The government will explore discounting Lifetime ISA and Help to Buy ISA savings from Universal Credit eligibility rules, Mr Johnson said.

Currently, claimants are only eligible for universal credit if they have savings below £16,000, and Lifetime ISAs are included in this limit.

Changing these policies would “help millions realise the dream of home ownership”, Mr Johnson said.

Housing benefits, which help low-income or unemployed people pay their rent, cost the government around £30bn a year, much of which goes to private landlords. A person is not usually eligible for the payments if they have a mortgage.

This speech was in the diary before the confidence vote on Monday but it nevertheless became a chance to try and reset Boris Johnson’s premiership.

This was a prime minister who wanted to talk political plans – not personal problems.

Mr Johnson wants to focus on ways to help households with costs – but there are big questions about how and when the policies announced today will be delivered.

This won’t be an overnight equivalent of Thatcher’s council house scheme.

The PM also failed to commit to the pledge to build 300,000 houses a year in England by 2025 – something which was in the 2019 Conservative general election manifesto.

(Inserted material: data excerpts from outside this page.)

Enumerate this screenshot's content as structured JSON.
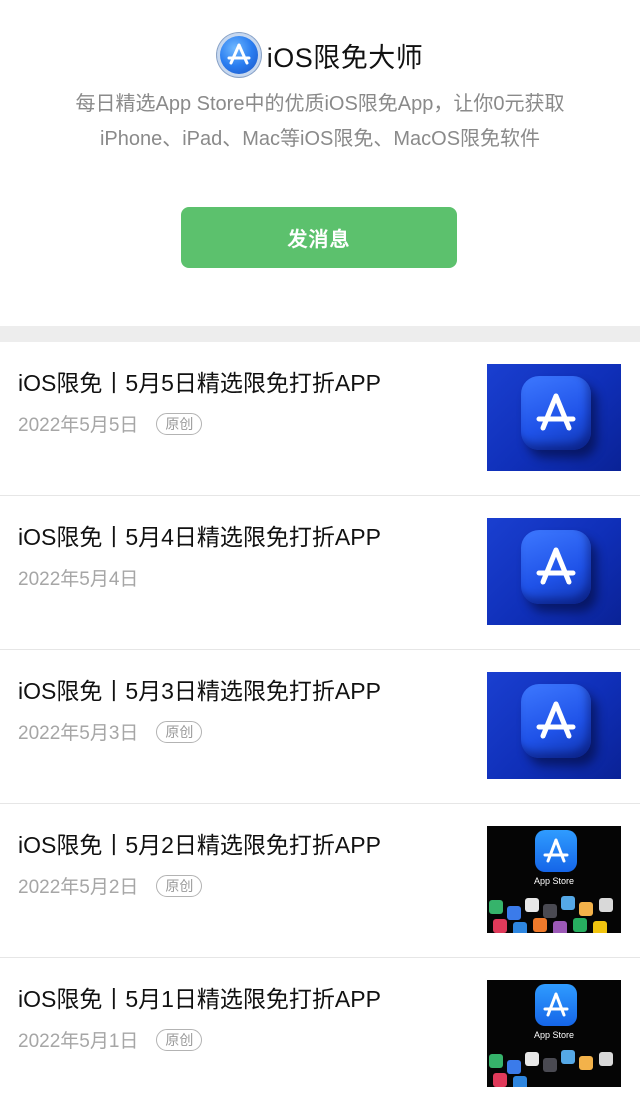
{
  "profile": {
    "name": "iOS限免大师",
    "description_line1": "每日精选App Store中的优质iOS限免App，让你0元获取",
    "description_line2": "iPhone、iPad、Mac等iOS限免、MacOS限免软件",
    "send_button": "发消息",
    "logo_icon": "app-store-icon"
  },
  "articles": [
    {
      "title": "iOS限免丨5月5日精选限免打折APP",
      "date": "2022年5月5日",
      "badge": "原创",
      "thumbnail": "blue-app-store-3d"
    },
    {
      "title": "iOS限免丨5月4日精选限免打折APP",
      "date": "2022年5月4日",
      "badge": "",
      "thumbnail": "blue-app-store-3d"
    },
    {
      "title": "iOS限免丨5月3日精选限免打折APP",
      "date": "2022年5月3日",
      "badge": "原创",
      "thumbnail": "blue-app-store-3d"
    },
    {
      "title": "iOS限免丨5月2日精选限免打折APP",
      "date": "2022年5月2日",
      "badge": "原创",
      "thumbnail": "app-store-icons-dark"
    },
    {
      "title": "iOS限免丨5月1日精选限免打折APP",
      "date": "2022年5月1日",
      "badge": "原创",
      "thumbnail": "app-store-icons-dark"
    }
  ],
  "thumb_label": "App Store",
  "colors": {
    "button": "#5cc16d",
    "band": "#ededed",
    "meta": "#a6a6a6"
  }
}
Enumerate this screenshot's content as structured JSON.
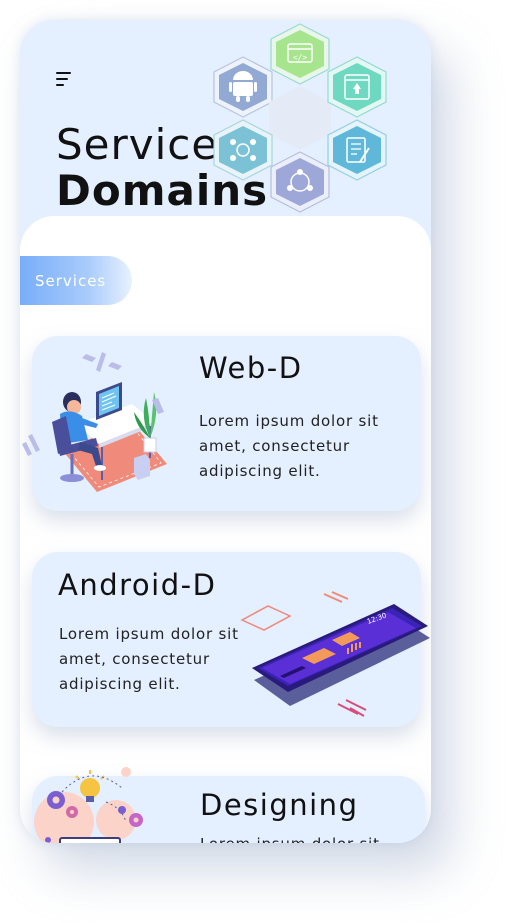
{
  "header": {
    "title_line1": "Service",
    "title_line2": "Domains"
  },
  "icons": {
    "menu": "hamburger-menu-icon",
    "hexes": [
      "code-window-icon",
      "android-icon",
      "placeholder-hex",
      "web-rocket-icon",
      "network-cube-icon",
      "document-edit-icon",
      "user-network-icon"
    ]
  },
  "tab": {
    "label": "Services"
  },
  "cards": [
    {
      "title": "Web-D",
      "text": "Lorem ipsum dolor sit amet, consectetur adipiscing elit."
    },
    {
      "title": "Android-D",
      "text": "Lorem ipsum dolor sit amet, consectetur adipiscing elit."
    },
    {
      "title": "Designing",
      "text": "Lorem ipsum dolor sit"
    }
  ],
  "colors": {
    "background": "#e4efff",
    "accent_blue": "#78adf9",
    "card_bg": "#e4efff"
  }
}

It’s looked increasingly unlikely since the government dropped plans to reform the planning system in England to make it easier for developers to win approval.

A reminder perhaps that housing pledges can often be easier in theory than in practice.

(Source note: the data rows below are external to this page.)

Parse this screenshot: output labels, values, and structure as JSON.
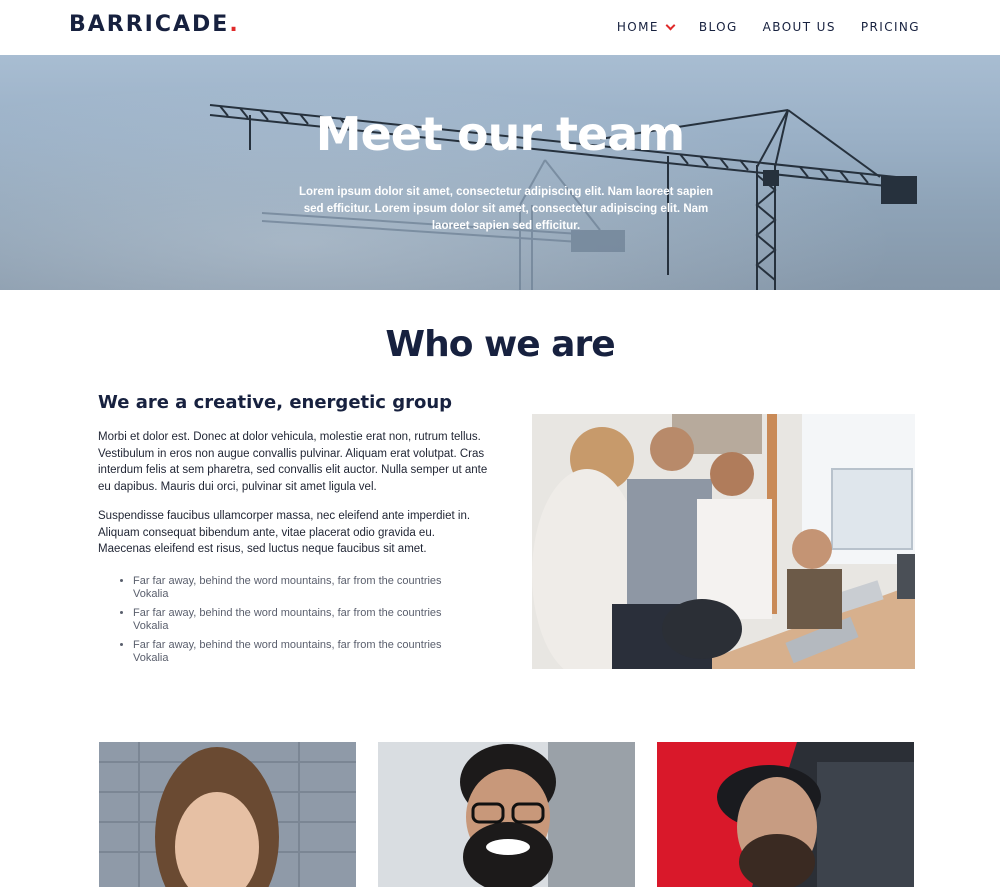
{
  "header": {
    "logo_text": "BARRICADE",
    "logo_dot": ".",
    "nav": [
      "HOME",
      "BLOG",
      "ABOUT US",
      "PRICING"
    ]
  },
  "hero": {
    "title": "Meet our team",
    "text": "Lorem ipsum dolor sit amet, consectetur adipiscing elit. Nam laoreet sapien sed efficitur. Lorem ipsum dolor sit amet, consectetur adipiscing elit. Nam laoreet sapien sed efficitur."
  },
  "about": {
    "title": "Who we are",
    "subtitle": "We are a creative, energetic group",
    "paragraph1": "Morbi et dolor est. Donec at dolor vehicula, molestie erat non, rutrum tellus. Vestibulum in eros non augue convallis pulvinar. Aliquam erat volutpat. Cras interdum felis at sem pharetra, sed convallis elit auctor. Nulla semper ut ante eu dapibus. Mauris dui orci, pulvinar sit amet ligula vel.",
    "paragraph2": "Suspendisse faucibus ullamcorper massa, nec eleifend ante imperdiet in. Aliquam consequat bibendum ante, vitae placerat odio gravida eu. Maecenas eleifend est risus, sed luctus neque faucibus sit amet.",
    "bullets": [
      "Far far away, behind the word mountains, far from the countries Vokalia",
      "Far far away, behind the word mountains, far from the countries Vokalia",
      "Far far away, behind the word mountains, far from the countries Vokalia"
    ]
  },
  "colors": {
    "brand_navy": "#17213f",
    "accent_red": "#e02a2a"
  },
  "icons": {
    "nav_dropdown": "chevron-down-icon"
  }
}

Image source, Getty Images

Image caption,

About two million council homes in England have been sold under right to buy since 1980

Labour’s shadow levelling up secretary Lisa Nandy questioned whether people on benefits could afford mortgage deposits, saying: “This speech was yet more evidence that the prime minister and his tired government are out of ideas.

“You can’t solve a housing crisis with back-of-the-envelope policies that have no realistic chance of success.”

Liberal Democrat leader Sir Ed Davey said: “Boris Johnson has lost the confidence of his party, Parliament and the country. The desperate attempt to relaunch his leadership today will do nothing to win it back.”

It’s not entirely clear how the government’s right-to-buy policy is going to work:

  • There is already a shortage of social housing without selling properties – 1.1 million people are on waiting lists
  • The government has not revealed who will be able to take advantage of the scheme, how much it will cost and whether it will be capped
  • It’s the third such pilot scheme – previous ones found that some housing association properties were not eligible to be sold and there was concern about the financial risks being taken on by participants
  • While the government has said that there will be funding for housing associations to replace each home sold, previous pilots have had problems with replacements coming quickly enough or being like-for-like
  • The policy depends on negotiations with housing associations, which will not necessarily want to take part.

Council tenants in England have been able to buy their homes at a discount since 1980, when Conservative Prime Minister Margaret Thatcher introduced the policy.

But the same is not true for people renting from housing associations, unless their property was once owned by a local authority and they lived in it during this period.

Polly Neate, chief executive of housing charity Shelter, called Mr Johnson’s housing proposals “baffling, unworkable, and a dangerous gimmick”.

Extending the right to buy would “put our rapidly shrinking supply of social homes at even greater risk,” she added.